Наблюдая, как разворачивается перед ним придавленный жарой пейзаж, он обратился мыслями внутрь себя, на какое-то время сосредоточившись на том сне, который все не отпускал, не давал покоя. Немного подумав, улыбнулся: вот оно, понял! Поезд, который ехал все быстрее и быстрее, всего лишь символизирует жизнь как таковую. А вся эта нерешительность в выборе «нет» или «да» – она неизбежна, когда пытаешься определить ценность этой жизни, причем все сомнения автоматически отпадут, если бездумно, просто рефлекторно решишь отказаться принимать в ней участие. Он даже удивился тому, как этот сон его расстроил; ведь простой же, классический сон! Все привязки, все коннотации как на ладони. А частные их значения по отношению к его собственной жизни едва ли стоит наделять такой уж важностью. Ибо, чтобы избежать необходимости иметь дело с понятиями зыбкими и относительными, он давным-давно пришел к отрицанию всякой цели существования как такового, избрав позицию куда более рациональную и обоснованную.
То, что свою маленькую проблему он решил, его обрадовало.
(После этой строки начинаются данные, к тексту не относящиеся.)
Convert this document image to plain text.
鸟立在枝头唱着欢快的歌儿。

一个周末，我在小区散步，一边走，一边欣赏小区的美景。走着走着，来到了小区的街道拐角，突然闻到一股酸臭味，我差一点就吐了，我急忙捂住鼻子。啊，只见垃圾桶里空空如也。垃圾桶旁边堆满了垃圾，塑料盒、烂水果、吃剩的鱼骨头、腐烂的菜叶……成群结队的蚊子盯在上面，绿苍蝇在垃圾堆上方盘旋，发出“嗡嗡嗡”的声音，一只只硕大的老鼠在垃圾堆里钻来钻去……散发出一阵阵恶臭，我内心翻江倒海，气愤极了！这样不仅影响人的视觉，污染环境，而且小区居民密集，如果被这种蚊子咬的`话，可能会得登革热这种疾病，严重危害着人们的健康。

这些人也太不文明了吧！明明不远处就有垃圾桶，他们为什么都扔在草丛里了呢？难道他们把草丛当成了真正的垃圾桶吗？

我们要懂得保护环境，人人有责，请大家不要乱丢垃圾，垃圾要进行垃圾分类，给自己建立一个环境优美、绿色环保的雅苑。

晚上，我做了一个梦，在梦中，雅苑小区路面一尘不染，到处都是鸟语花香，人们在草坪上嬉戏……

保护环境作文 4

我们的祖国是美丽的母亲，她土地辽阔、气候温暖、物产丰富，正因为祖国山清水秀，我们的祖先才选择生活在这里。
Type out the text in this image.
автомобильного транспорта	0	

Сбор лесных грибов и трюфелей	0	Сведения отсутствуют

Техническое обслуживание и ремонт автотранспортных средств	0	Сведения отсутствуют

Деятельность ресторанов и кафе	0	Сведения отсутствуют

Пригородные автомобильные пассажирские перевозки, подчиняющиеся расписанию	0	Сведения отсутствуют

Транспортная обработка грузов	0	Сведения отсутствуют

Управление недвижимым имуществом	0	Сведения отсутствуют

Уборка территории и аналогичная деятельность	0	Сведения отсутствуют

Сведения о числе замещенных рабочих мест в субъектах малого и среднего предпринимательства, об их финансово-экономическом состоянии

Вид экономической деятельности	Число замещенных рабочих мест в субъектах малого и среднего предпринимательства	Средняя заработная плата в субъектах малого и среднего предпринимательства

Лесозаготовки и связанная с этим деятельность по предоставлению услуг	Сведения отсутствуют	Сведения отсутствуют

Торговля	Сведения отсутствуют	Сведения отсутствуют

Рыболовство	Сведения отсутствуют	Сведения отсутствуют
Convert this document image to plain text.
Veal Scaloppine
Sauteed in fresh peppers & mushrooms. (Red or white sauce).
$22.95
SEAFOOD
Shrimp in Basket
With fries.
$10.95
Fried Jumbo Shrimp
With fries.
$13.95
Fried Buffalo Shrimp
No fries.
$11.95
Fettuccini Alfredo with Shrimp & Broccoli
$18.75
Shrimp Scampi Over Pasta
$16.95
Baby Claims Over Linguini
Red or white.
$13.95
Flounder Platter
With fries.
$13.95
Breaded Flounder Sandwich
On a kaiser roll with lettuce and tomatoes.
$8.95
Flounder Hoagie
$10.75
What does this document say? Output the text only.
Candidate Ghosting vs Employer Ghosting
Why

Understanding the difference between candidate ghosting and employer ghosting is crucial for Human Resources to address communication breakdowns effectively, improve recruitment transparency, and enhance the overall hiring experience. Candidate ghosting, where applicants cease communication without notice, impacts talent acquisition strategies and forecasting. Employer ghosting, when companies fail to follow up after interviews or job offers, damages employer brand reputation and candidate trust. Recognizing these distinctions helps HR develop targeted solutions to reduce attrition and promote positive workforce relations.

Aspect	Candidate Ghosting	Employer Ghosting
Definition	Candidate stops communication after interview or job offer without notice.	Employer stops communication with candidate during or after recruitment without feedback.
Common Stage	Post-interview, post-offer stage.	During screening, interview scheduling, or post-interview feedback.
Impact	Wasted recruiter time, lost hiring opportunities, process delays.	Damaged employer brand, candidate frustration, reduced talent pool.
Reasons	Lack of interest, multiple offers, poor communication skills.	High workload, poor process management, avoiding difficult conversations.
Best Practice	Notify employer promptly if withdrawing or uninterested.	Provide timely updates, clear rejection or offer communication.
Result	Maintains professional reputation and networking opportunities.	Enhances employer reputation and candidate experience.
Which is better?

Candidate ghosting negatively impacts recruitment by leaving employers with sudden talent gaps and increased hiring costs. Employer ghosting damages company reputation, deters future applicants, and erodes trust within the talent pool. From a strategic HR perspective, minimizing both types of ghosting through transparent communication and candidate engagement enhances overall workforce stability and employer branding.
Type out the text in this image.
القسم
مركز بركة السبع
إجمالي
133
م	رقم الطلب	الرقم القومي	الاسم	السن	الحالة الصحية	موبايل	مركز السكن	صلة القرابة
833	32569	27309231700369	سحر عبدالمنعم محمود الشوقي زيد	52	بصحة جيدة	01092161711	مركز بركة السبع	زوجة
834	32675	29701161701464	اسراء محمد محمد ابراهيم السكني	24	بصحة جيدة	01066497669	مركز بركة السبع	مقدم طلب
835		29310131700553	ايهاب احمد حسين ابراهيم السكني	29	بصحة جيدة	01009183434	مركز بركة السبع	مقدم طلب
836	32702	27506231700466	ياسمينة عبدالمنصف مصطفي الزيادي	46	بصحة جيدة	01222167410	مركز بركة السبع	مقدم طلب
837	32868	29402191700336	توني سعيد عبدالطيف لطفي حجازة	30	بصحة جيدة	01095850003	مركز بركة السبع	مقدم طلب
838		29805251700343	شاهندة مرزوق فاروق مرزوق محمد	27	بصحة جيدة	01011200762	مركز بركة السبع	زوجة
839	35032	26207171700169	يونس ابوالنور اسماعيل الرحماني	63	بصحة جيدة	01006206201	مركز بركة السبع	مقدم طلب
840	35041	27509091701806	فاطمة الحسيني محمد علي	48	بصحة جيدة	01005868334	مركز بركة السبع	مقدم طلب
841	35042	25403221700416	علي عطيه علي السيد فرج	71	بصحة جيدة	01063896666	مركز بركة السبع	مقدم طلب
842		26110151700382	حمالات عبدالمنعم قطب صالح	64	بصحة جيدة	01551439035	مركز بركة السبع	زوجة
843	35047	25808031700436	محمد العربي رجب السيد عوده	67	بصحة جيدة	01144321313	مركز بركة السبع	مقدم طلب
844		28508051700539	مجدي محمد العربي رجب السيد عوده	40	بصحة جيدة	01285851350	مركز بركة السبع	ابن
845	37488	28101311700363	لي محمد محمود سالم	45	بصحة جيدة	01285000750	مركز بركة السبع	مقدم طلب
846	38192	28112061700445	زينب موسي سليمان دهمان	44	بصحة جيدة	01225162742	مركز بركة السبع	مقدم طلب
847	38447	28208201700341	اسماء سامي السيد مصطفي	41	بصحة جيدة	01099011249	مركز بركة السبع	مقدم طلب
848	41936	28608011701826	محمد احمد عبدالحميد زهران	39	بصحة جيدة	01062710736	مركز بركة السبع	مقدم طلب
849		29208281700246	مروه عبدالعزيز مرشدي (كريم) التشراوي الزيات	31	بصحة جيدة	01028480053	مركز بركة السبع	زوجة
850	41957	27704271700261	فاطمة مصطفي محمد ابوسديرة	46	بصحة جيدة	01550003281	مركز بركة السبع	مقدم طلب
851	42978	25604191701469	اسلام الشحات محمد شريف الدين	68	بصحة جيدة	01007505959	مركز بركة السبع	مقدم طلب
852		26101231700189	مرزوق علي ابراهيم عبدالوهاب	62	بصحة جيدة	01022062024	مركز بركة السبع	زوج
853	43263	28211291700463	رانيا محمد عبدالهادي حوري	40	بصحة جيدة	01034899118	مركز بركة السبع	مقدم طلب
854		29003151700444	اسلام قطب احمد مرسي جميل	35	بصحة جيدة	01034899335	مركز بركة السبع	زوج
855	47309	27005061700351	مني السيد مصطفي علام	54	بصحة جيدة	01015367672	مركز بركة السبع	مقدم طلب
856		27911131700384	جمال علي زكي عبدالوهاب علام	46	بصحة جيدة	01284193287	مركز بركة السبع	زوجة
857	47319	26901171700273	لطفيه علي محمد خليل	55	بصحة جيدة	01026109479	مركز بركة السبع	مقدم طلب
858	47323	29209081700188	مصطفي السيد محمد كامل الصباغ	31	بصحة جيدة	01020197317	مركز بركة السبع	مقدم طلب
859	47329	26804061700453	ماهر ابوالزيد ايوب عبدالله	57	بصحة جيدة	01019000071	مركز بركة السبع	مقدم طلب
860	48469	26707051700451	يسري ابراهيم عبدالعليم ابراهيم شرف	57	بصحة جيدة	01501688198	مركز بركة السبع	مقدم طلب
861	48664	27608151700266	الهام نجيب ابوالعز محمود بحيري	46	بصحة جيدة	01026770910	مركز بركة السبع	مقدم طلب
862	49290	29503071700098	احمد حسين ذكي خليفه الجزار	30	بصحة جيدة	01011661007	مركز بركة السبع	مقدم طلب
Он поднял взгляд, обвел глазами округу; они все еще ползли вверх, но первый перевал был уже пройден. Выше их были только голые скругленные вершины, совсем без деталей, которые могли бы задать масштаб. И со всех сторон одинаково неровная, жесткая линия горизонта с ослепительно-белым небом над ней.
Между тем сидящая рядом миссис Лайл продолжала болтать:
– …ах эти? Отвратительное племя. Гнусные, подлые людишки, это я вам точно говорю.
«Ну и баба. Убил бы!» – злобно подумал Порт. Когда крутизна подъема уменьшалась, автомобиль прибавлял скорость, на короткое время создавая этим подобие ветра, но вот опять поворот, снова он лезет вверх и снова движется еле-еле, и сразу становится ясно: на самом-то деле воздух неподвижен.
– Если верить карте, выше будет смотровая площадка, – сказал Эрик. – Мы сможем вдоволь налюбоваться видами.
– А так ли уж надо останавливаться? – с беспокойством в голосе спросила миссис Лайл. – К чаю нам надо быть в Бусифе.